Semua terjadi begitu saja, pikiranku entah kerasukan apa dan dipengaruhi apa, aku membuat hatinya hancur. Gadis manis itu kusia-siakan begitu saja. Semua orang seolah berdemonstrasi atas langkah yang kuperbuat. Wajar, gadis itu memang idola semua orang, aku tau itu. Aku tau itu sekarang lebih tepatnya. Sebab, dulu, hatiku buta. Aku lebih memilih wanita itu, seseorang yang tiba-tiba menyusup di antara celah-celah kasih yang telah kami ciptakan saat itu. Mengapa bisa terjadi? Aku sudah bilang, aku tidak tau. Pikiranku entah kerasukan apa saat itu.

Di hadapan senja inilah aku menyesali semuanya. Saat aku mulai mencoba untuk memperbaiki segalanya, dia merespon tanpa mengeluarkan kata-kata. Aku tau artinya.
Aku sadar, dan aku menyesal, telah membuat hatinya terlalu hancur, hingga tak ada yang mampu memperbaiki. Aku tau. Kebodohanku-lah yang menyebabkan ini semua, kebutaan hatiku juga.

Aku hanya bisa termenung dengan tatapan kosong, di hadapan senja yang sendu ini. Sampai akhirnya, sahabatku datang menghampiriku, menepuk pundakku, dan memberikan suatu kalimat yang tak mungkin aku lupa. Kalimat yang benar-benar di luar dugaan, begitu cocok dengan apa yang kurasakan. Dia memang sahabatku terhebat, tau apa masalahku tanpa pernah aku beri tau. Kalimat-kalimatnya di hadapan senja ini, hanya bisa kujawab dengan sebuah anggukan sederhana.

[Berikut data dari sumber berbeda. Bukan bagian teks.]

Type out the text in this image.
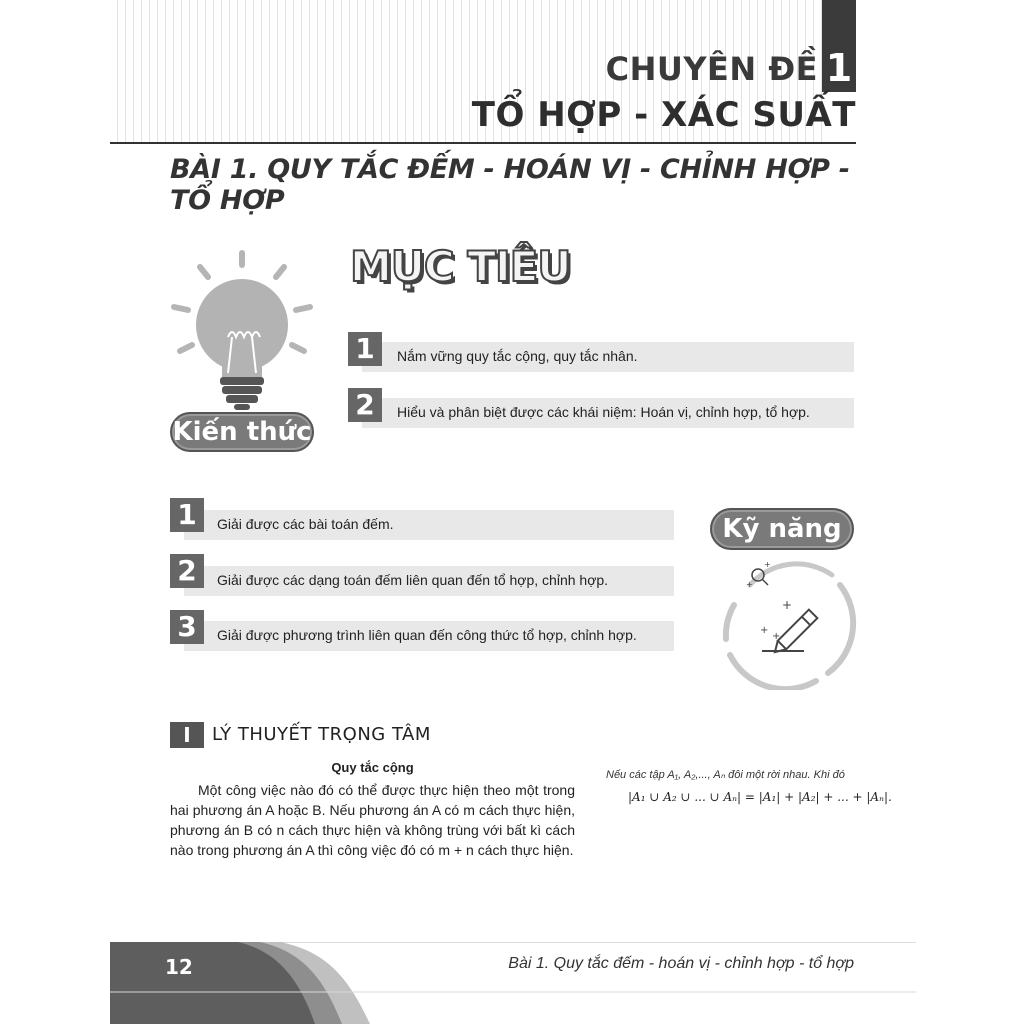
1
CHUYÊN ĐỀ
TỔ HỢP - XÁC SUẤT
BÀI 1. QUY TẮC ĐẾM - HOÁN VỊ - CHỈNH HỢP - TỔ HỢP
MỤC TIÊU
Kiến thức
1	Nắm vững quy tắc cộng, quy tắc nhân.
2	Hiểu và phân biệt được các khái niệm: Hoán vị, chỉnh hợp, tổ hợp.
1	Giải được các bài toán đếm.
2	Giải được các dạng toán đếm liên quan đến tổ hợp, chỉnh hợp.
3	Giải được phương trình liên quan đến công thức tổ hợp, chỉnh hợp.
Kỹ năng
+
+
+
+
+
I	LÝ THUYẾT TRỌNG TÂM
Quy tắc cộng
Một công việc nào đó có thể được thực hiện theo một trong hai phương án A hoặc B. Nếu phương án A có m cách thực hiện, phương án B có n cách thực hiện và không trùng với bất kì cách nào trong phương án A thì công việc đó có m + n cách thực hiện.
Nếu các tập A₁, A₂,..., Aₙ đôi một rời nhau. Khi đó
|A₁ ∪ A₂ ∪ ... ∪ Aₙ| = |A₁| + |A₂| + ... + |Aₙ|.
12	Bài 1. Quy tắc đếm - hoán vị - chỉnh hợp - tổ hợp
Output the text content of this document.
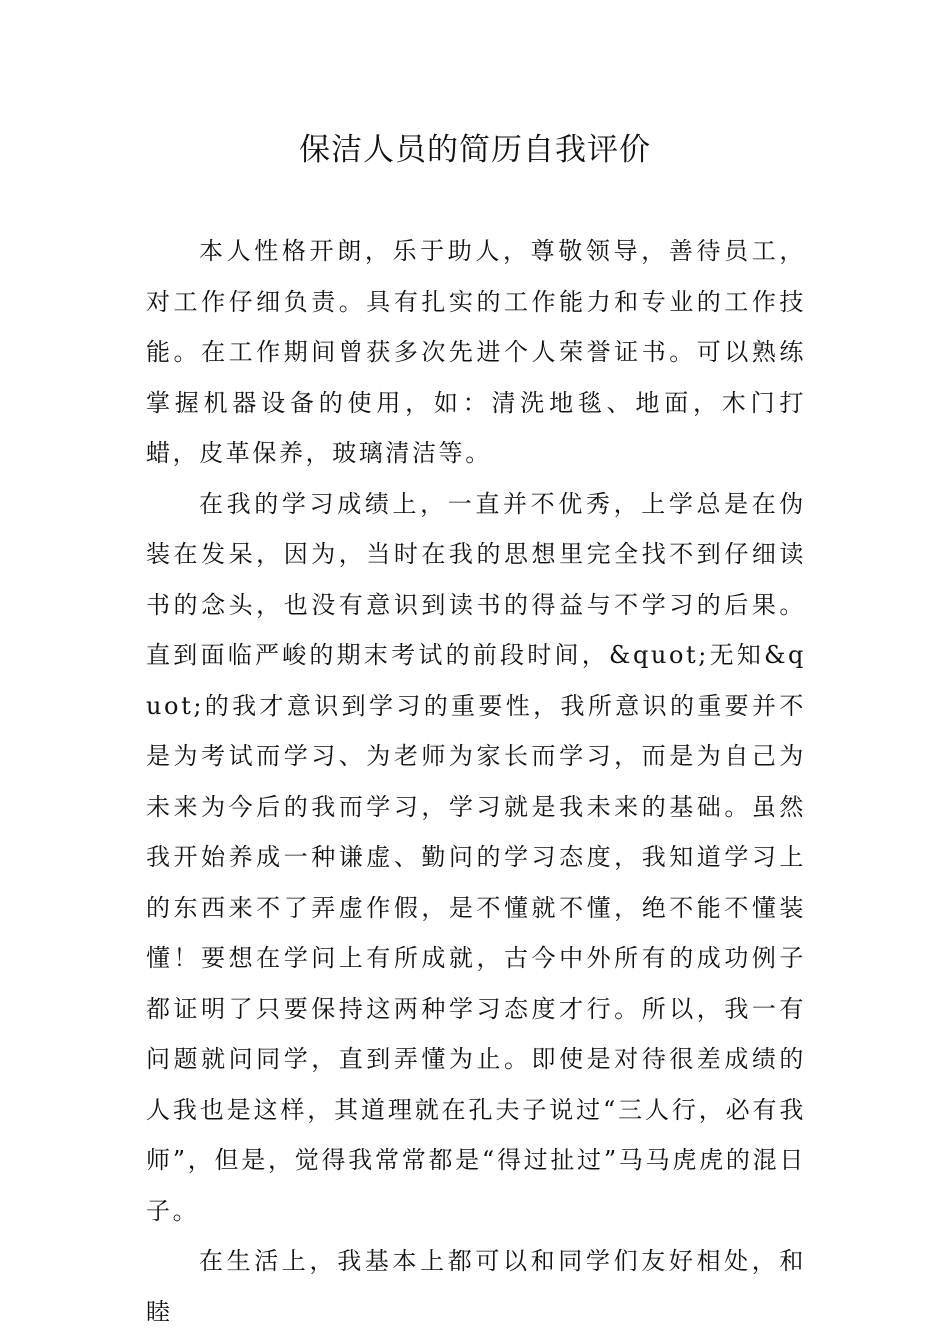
保洁人员的简历自我评价

本人性格开朗，乐于助人，尊敬领导，善待员工，对工作仔细负责。具有扎实的工作能力和专业的工作技能。在工作期间曾获多次先进个人荣誉证书。可以熟练掌握机器设备的使用，如：清洗地毯、地面，木门打蜡，皮革保养，玻璃清洁等。

在我的学习成绩上，一直并不优秀，上学总是在伪装在发呆，因为，当时在我的思想里完全找不到仔细读书的念头，也没有意识到读书的得益与不学习的后果。直到面临严峻的期末考试的前段时间，&quot;无知&quot;的我才意识到学习的重要性，我所意识的重要并不是为考试而学习、为老师为家长而学习，而是为自己为未来为今后的我而学习，学习就是我未来的基础。虽然我开始养成一种谦虚、勤问的学习态度，我知道学习上的东西来不了弄虚作假，是不懂就不懂，绝不能不懂装懂！要想在学问上有所成就，古今中外所有的成功例子都证明了只要保持这两种学习态度才行。所以，我一有问题就问同学，直到弄懂为止。即使是对待很差成绩的人我也是这样，其道理就在孔夫子说过“三人行，必有我师”，但是，觉得我常常都是“得过扯过”马马虎虎的混日子。

在生活上，我基本上都可以和同学们友好相处，和睦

Aku tau, dia sedang menyesali sesuatu. Itulah makanya sekarang aku berada di sampingnya, mencoba memberikan kata-kata indah dan hangat melebihi cahaya jingga senja yang sekarang kami tatap bersama ini.
"Kau tau? Manisnya silverqueen-mu telah habis. Kau terlalu lama menyia-nyiakannya. Dan apa yang kau dapat setelah manis itu hilang? Itulah kepahitan dari serbuk-serbuk penyesalan yang mungkin sekarang sedang kau rasakan. Percayalah atau apabila perlu kau catat, ini pesan dari seseorang yang telah disia-siakan, untuk seseorang yang telah menyia-nyiakan."

Di hadapan matahari yang mulai terbenam perlahan dan menyisakan semburat jingga yang indah, dia mengangguk.